Dans le premier projet, le client m’explique qu’il met en avant la maquette du support comme élément déterminant de son choix parmi les prestataires en compétition… après une heure trente de brief. Devant mon léger étonnement, il se reprend pour convenir avec moi que l’on peut plus facilement corriger la forme, que le fond. Si on se « plante » sur le fond, ça passera peut être une première fois avec une belle maquette, après, inutile d’y revenir, c’est la catastrophe assurée en communication vis à vis des cibles…

Dans le second projet, le client me donne l’impression d’être quasiment indifférent à la forme de son projet, ou presque, un projet pourtant  plus ambitieux que celui du précédent client. Il met en avant les compétences techniques du prestataire qu’il a déjà choisi et sollicite mon avis.

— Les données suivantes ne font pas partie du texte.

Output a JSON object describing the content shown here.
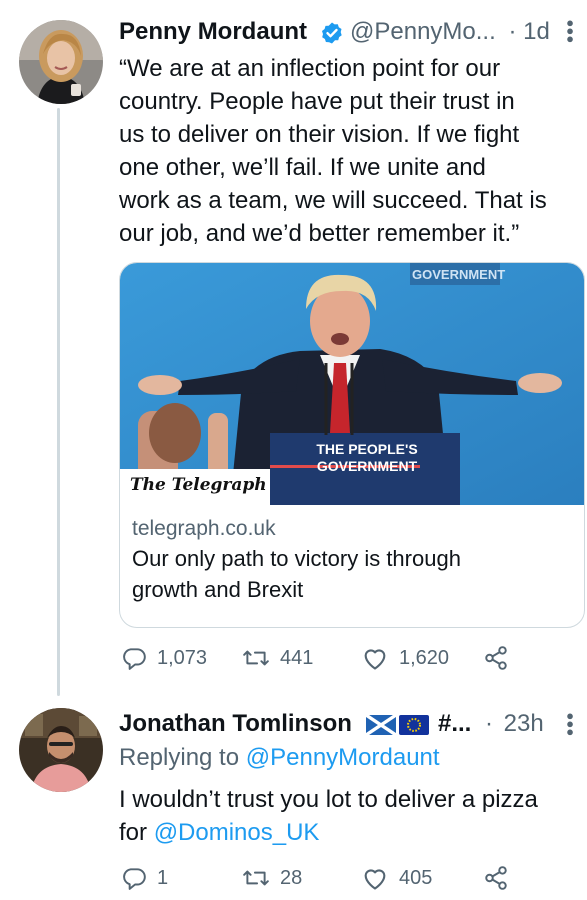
{
  "tweet1": {
    "display_name": "Penny Mordaunt",
    "handle": "@PennyMo...",
    "separator": "·",
    "time": "1d",
    "text_lines": [
      "“We are at an inflection point for our",
      "country. People have put their trust in",
      "us to deliver on their vision. If we fight",
      "one other, we’ll fail. If we unite and",
      "work as a team, we will succeed. That is",
      "our job, and we’d better remember it.”"
    ],
    "card": {
      "image_publisher_logo": "The Telegraph",
      "podium_sign_line1": "THE PEOPLE'S",
      "podium_sign_line2": "GOVERNMENT",
      "backdrop_sign": "GOVERNMENT",
      "domain": "telegraph.co.uk",
      "title_line1": "Our only path to victory is through",
      "title_line2": "growth and Brexit"
    },
    "stats": {
      "replies": "1,073",
      "retweets": "441",
      "likes": "1,620"
    },
    "icons": [
      "verified-badge-icon",
      "reply-icon",
      "retweet-icon",
      "like-icon",
      "share-icon",
      "more-icon"
    ]
  },
  "tweet2": {
    "display_name": "Jonathan Tomlinson",
    "handle": "#...",
    "separator": "·",
    "time": "23h",
    "replying_prefix": "Replying to",
    "replying_to": "@PennyMordaunt",
    "text_line1": "I wouldn’t trust you lot to deliver a pizza",
    "text_line2_prefix": "for",
    "mention": "@Dominos_UK",
    "stats": {
      "replies": "1",
      "retweets": "28",
      "likes": "405"
    },
    "icons": [
      "scotland-flag-icon",
      "eu-flag-icon",
      "reply-icon",
      "retweet-icon",
      "like-icon",
      "share-icon",
      "more-icon"
    ]
  },
  "colors": {
    "text": "#0f1419",
    "secondary": "#536471",
    "link": "#1d9bf0",
    "verified": "#1d9bf0",
    "border": "#cfd9de"
  }
}
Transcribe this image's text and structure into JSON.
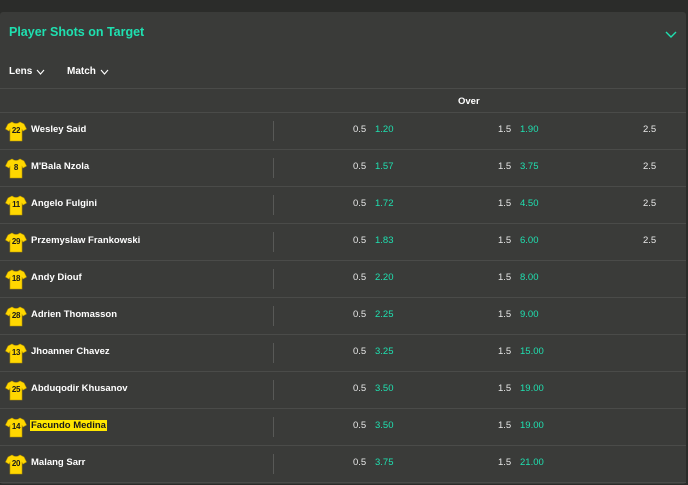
{
  "header": {
    "title": "Player Shots on Target"
  },
  "filters": {
    "lens_label": "Lens",
    "match_label": "Match"
  },
  "columns": {
    "over_label": "Over"
  },
  "colors": {
    "accent": "#1fe0b0",
    "shirt": "#ffd700",
    "highlight": "#ffe600"
  },
  "players": [
    {
      "number": "22",
      "name": "Wesley Said",
      "line1": "0.5",
      "odds1": "1.20",
      "line2": "1.5",
      "odds2": "1.90",
      "line3": "2.5"
    },
    {
      "number": "8",
      "name": "M'Bala Nzola",
      "line1": "0.5",
      "odds1": "1.57",
      "line2": "1.5",
      "odds2": "3.75",
      "line3": "2.5"
    },
    {
      "number": "11",
      "name": "Angelo Fulgini",
      "line1": "0.5",
      "odds1": "1.72",
      "line2": "1.5",
      "odds2": "4.50",
      "line3": "2.5"
    },
    {
      "number": "29",
      "name": "Przemyslaw Frankowski",
      "line1": "0.5",
      "odds1": "1.83",
      "line2": "1.5",
      "odds2": "6.00",
      "line3": "2.5"
    },
    {
      "number": "18",
      "name": "Andy Diouf",
      "line1": "0.5",
      "odds1": "2.20",
      "line2": "1.5",
      "odds2": "8.00",
      "line3": ""
    },
    {
      "number": "28",
      "name": "Adrien Thomasson",
      "line1": "0.5",
      "odds1": "2.25",
      "line2": "1.5",
      "odds2": "9.00",
      "line3": ""
    },
    {
      "number": "13",
      "name": "Jhoanner Chavez",
      "line1": "0.5",
      "odds1": "3.25",
      "line2": "1.5",
      "odds2": "15.00",
      "line3": ""
    },
    {
      "number": "25",
      "name": "Abduqodir Khusanov",
      "line1": "0.5",
      "odds1": "3.50",
      "line2": "1.5",
      "odds2": "19.00",
      "line3": ""
    },
    {
      "number": "14",
      "name": "Facundo Medina",
      "highlighted": true,
      "line1": "0.5",
      "odds1": "3.50",
      "line2": "1.5",
      "odds2": "19.00",
      "line3": ""
    },
    {
      "number": "20",
      "name": "Malang Sarr",
      "line1": "0.5",
      "odds1": "3.75",
      "line2": "1.5",
      "odds2": "21.00",
      "line3": ""
    }
  ]
}
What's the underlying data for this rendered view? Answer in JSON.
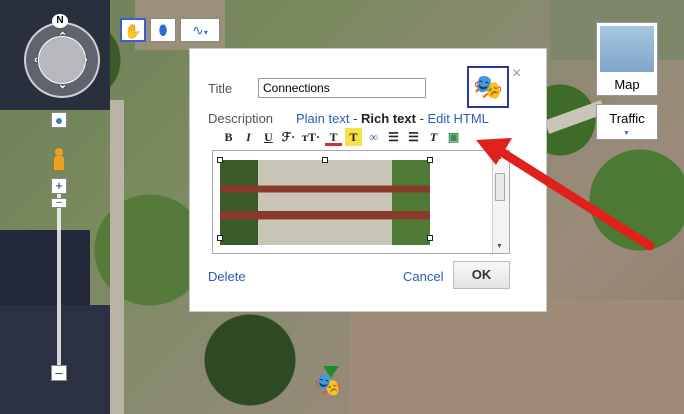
{
  "map_controls": {
    "compass_label": "N",
    "zoom_in_label": "+",
    "zoom_out_label": "–",
    "mid_label": "–"
  },
  "toolbar_top": {
    "hand_icon": "hand-icon",
    "marker_icon": "placemark-icon",
    "line_icon": "line-tool-icon"
  },
  "map_type": {
    "map_label": "Map",
    "traffic_label": "Traffic"
  },
  "bubble": {
    "title_label": "Title",
    "title_value": "Connections",
    "description_label": "Description",
    "mode_plain": "Plain text",
    "mode_sep1": " - ",
    "mode_rich": "Rich text",
    "mode_sep2": " - ",
    "mode_html": "Edit HTML",
    "toolbar": [
      {
        "name": "bold",
        "label": "B"
      },
      {
        "name": "italic",
        "label": "I"
      },
      {
        "name": "underline",
        "label": "U"
      },
      {
        "name": "font",
        "label": "ℱ·"
      },
      {
        "name": "font-size",
        "label": "тT·"
      },
      {
        "name": "text-color",
        "label": "T"
      },
      {
        "name": "highlight",
        "label": "T"
      },
      {
        "name": "link",
        "label": "∞"
      },
      {
        "name": "numbered-list",
        "label": "☰"
      },
      {
        "name": "bulleted-list",
        "label": "☰"
      },
      {
        "name": "remove-format",
        "label": "T"
      },
      {
        "name": "image",
        "label": "▣"
      }
    ],
    "delete_label": "Delete",
    "cancel_label": "Cancel",
    "ok_label": "OK",
    "close_label": "×"
  },
  "accent_colors": {
    "link": "#2a5db0",
    "annotation_arrow": "#e0201a"
  }
}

Devant la faiblesse des prestations graphiques présentées par le book  de l’agence élue (à mon humble avis), le client excuse presque le travail final  : « oui, mais bon, cette agence a dû exécuter ce que le client voulait… on ne peut pas toujours juger ». Ce qui est à la fois vrai (nous avons tous vécu cela : « enlevez moi ce vert, ce mauve, ce rouge, ce bleu, – que sais-je ! – je n’aime pas ! », mettant en péril la cohérence du modèle graphique proposé par le DA) et faux, car on peut toujours, si on a affaire à une personne de bon sens, lui faire comprendre que ses choix personnels ne doivent pas compromettre l’équilibre fond/forme d’un support.

Des goûts et des couleurs tu ne discuteras point. Mais de quel côté faut-il se placer ?

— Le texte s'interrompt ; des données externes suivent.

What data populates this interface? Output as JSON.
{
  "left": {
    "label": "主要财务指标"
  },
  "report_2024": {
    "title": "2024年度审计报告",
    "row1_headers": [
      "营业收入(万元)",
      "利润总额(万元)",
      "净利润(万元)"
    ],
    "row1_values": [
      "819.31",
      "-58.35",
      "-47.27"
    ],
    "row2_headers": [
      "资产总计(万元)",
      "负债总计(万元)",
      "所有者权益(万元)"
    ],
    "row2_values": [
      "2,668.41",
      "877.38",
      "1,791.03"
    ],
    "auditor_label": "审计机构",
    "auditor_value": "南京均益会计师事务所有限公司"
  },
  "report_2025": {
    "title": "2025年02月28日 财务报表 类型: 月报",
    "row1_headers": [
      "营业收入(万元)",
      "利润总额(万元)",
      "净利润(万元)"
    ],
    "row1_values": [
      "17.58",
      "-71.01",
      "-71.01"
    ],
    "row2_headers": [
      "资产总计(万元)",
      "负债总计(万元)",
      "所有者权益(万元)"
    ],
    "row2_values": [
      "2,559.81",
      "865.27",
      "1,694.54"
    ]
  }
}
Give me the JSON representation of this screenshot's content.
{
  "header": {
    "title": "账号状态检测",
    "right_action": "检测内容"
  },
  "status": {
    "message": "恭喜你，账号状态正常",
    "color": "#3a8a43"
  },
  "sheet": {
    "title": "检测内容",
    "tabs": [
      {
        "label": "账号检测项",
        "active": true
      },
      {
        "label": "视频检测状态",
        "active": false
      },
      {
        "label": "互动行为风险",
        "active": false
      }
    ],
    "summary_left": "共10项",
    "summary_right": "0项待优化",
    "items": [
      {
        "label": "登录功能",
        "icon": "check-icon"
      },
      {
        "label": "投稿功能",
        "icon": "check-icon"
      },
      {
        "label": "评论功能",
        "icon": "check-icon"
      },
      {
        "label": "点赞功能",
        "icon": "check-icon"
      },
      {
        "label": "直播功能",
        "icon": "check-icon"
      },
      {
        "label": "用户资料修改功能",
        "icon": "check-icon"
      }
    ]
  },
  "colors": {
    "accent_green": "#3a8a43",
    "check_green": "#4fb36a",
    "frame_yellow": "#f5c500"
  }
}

J’aurais tendance à respecter les propositions graphiques des créatifs sur quelque support que ce soit, quitte à demander des petites adaptations, en me disant qu’il faudra convaincre le client. Je sais que lorsqu’on a eu un coup de génie, il n’est pas forcément facile de revenir dix fois sur un projet parce qu’un client n’aime pas une couleur, une forme, une technique etc…

Si je me place côté client, je me remets dans la peau de la chargée de communication que j’étais en entreprise. Je respectais la créativité mais j’aimais aussi me faire plaisir. Mais je n’ai jamais choisi un projet uniquement sur son aspect graphique. En fait, j’ai appris cela en faisant de l’événement. L’événementiel est un des rares domaines qui doit réunir toutes les compétences de la communication : la créativité certes, dans le sens esthétique mais aussi celui des idées, mais aussi la réflexion, l’organisation des idées… et le graphisme somme toute découle naturellement du concept mis en oeuvre par l’événement.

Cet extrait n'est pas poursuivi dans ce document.